Ostensibly a democracy with an elected legislature, the country is ultimately ruled by a dynastic monarchy that traces its lineage back to Mohammed. Though a self-declared Islamic nation, Morocco embraces and celebrates its Berber, French, and most importantly for us, Jewish identities. Walking through the streets of the Medinas (the old cities) it is easy for a Jewish traveler to recall images of the old city of Jerusalem. Scattered amid the touristy kitsch and littered alleys one can find mezzuzotchannukiyot, kiddush cups and other Jewish objects for sale—most of it manufactured by Muslim artisans.  And then, after a knock, a door is opened and one enters an opulent riad (guesthouse) splendid with ornate tilework and wood carvings, central courtyards open to the sky, fountains cascading crystal clear water into tiled pools. Palaces, mansions, and villas overlook the ocean and hotels that rival the finest anywhere in the world lie behind high gates amidst elaborate gardens.

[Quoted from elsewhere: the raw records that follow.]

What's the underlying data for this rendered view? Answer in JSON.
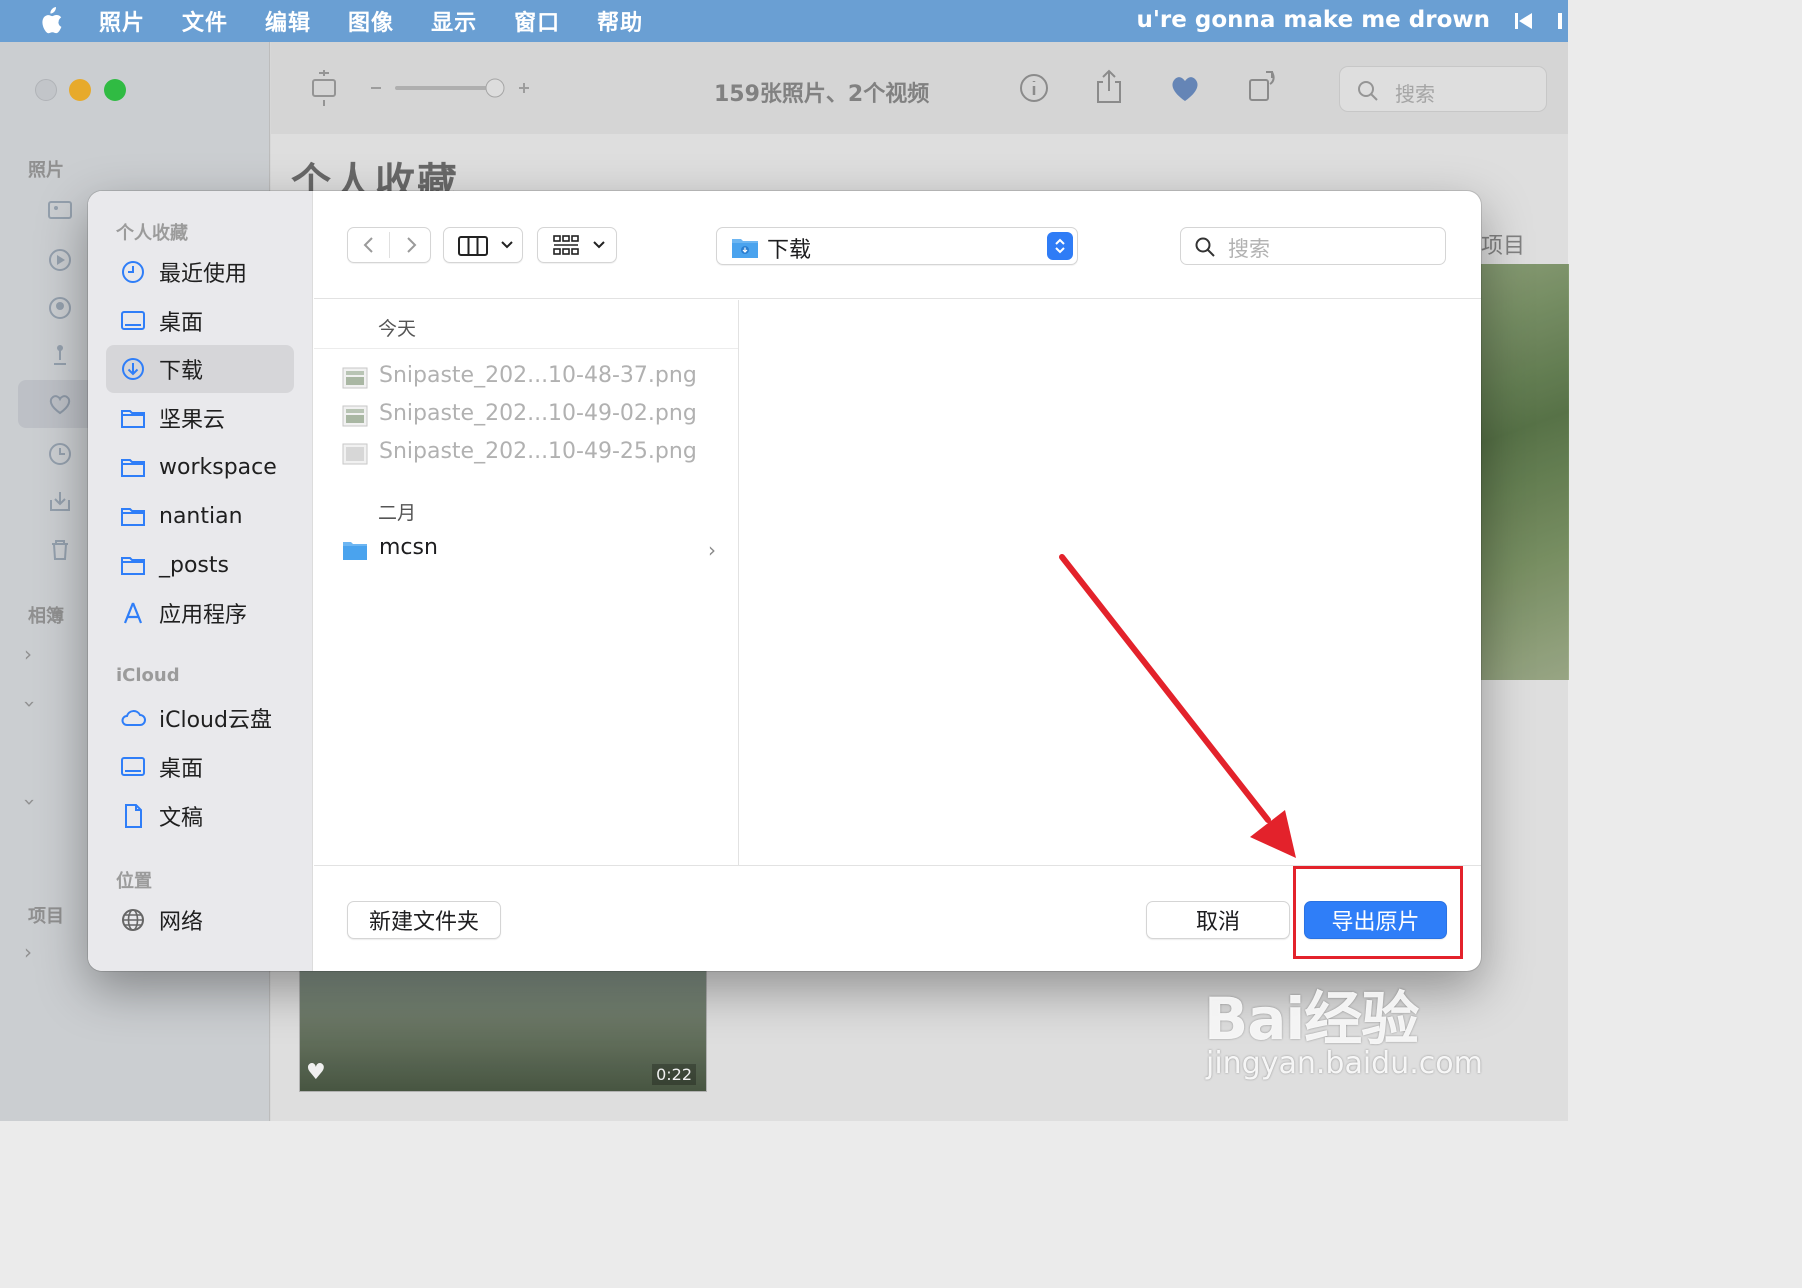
{
  "menubar": {
    "items": [
      "照片",
      "文件",
      "编辑",
      "图像",
      "显示",
      "窗口",
      "帮助"
    ],
    "now_playing": "u're gonna make me drown"
  },
  "background": {
    "sidebar": {
      "section_photos": "照片",
      "section_albums": "相簿",
      "section_projects": "项目"
    },
    "toolbar": {
      "count": "159张照片、2个视频",
      "search_placeholder": "搜索"
    },
    "title": "个人收藏",
    "right_label": "项目",
    "thumb_duration": "0:22"
  },
  "dialog": {
    "sidebar": {
      "favorites_header": "个人收藏",
      "favorites": [
        {
          "label": "最近使用",
          "icon": "clock-icon"
        },
        {
          "label": "桌面",
          "icon": "desktop-icon"
        },
        {
          "label": "下载",
          "icon": "download-icon",
          "selected": true
        },
        {
          "label": "坚果云",
          "icon": "folder-icon"
        },
        {
          "label": "workspace",
          "icon": "folder-icon"
        },
        {
          "label": "nantian",
          "icon": "folder-icon"
        },
        {
          "label": "_posts",
          "icon": "folder-icon"
        },
        {
          "label": "应用程序",
          "icon": "applications-icon"
        }
      ],
      "icloud_header": "iCloud",
      "icloud": [
        {
          "label": "iCloud云盘",
          "icon": "cloud-icon"
        },
        {
          "label": "桌面",
          "icon": "desktop-icon"
        },
        {
          "label": "文稿",
          "icon": "document-icon"
        }
      ],
      "locations_header": "位置",
      "locations": [
        {
          "label": "网络",
          "icon": "globe-icon"
        }
      ]
    },
    "location": "下载",
    "search_placeholder": "搜索",
    "groups": [
      {
        "header": "今天",
        "files": [
          "Snipaste_202...10-48-37.png",
          "Snipaste_202...10-49-02.png",
          "Snipaste_202...10-49-25.png"
        ]
      },
      {
        "header": "二月",
        "files": [
          "mcsn"
        ]
      }
    ],
    "new_folder": "新建文件夹",
    "cancel": "取消",
    "export": "导出原片"
  },
  "watermark": {
    "top": "Bai经验",
    "bottom": "jingyan.baidu.com"
  },
  "colors": {
    "menubar": "#6a9fd3",
    "accent": "#2f7ef8",
    "annotation": "#e3222b"
  }
}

The sidewalks are bustling with Moroccans showing the wide range of clothing styles that co-exist without a hint of intolerance. Some women walk the streets in hijabs (head covers) wearing the finest (yet modest) designer outfits, others are dressed in traditional Islamic garb; only a handful cover their faces completely. It wasn’t unusual to see a family or group of friends where one woman might be dressed in full western attire with bare shoulders and another in traditional garb. There was not a kufiyah in site, but Berber pointy-hooded robes and long Arab style masculine dresses were in evidence. Though few in number, Jews walk the streets proudly visiting the kosher markets, restaurants, and synagogues.

The Moroccan constitution (updated in 2011) states that the country’s unity “is forged by its Arab-Islamist, Berber, and Saharan-Hassanic components, nourished and enriched by its African, Andalusian, Hebraic, and Mediterranean influences” and professes to extend equality to men and women. While many nations may assert similar principles, our journey through the land revealed that Morocco’s unique commitment to tolerance is on display from the smallest village to the largest city.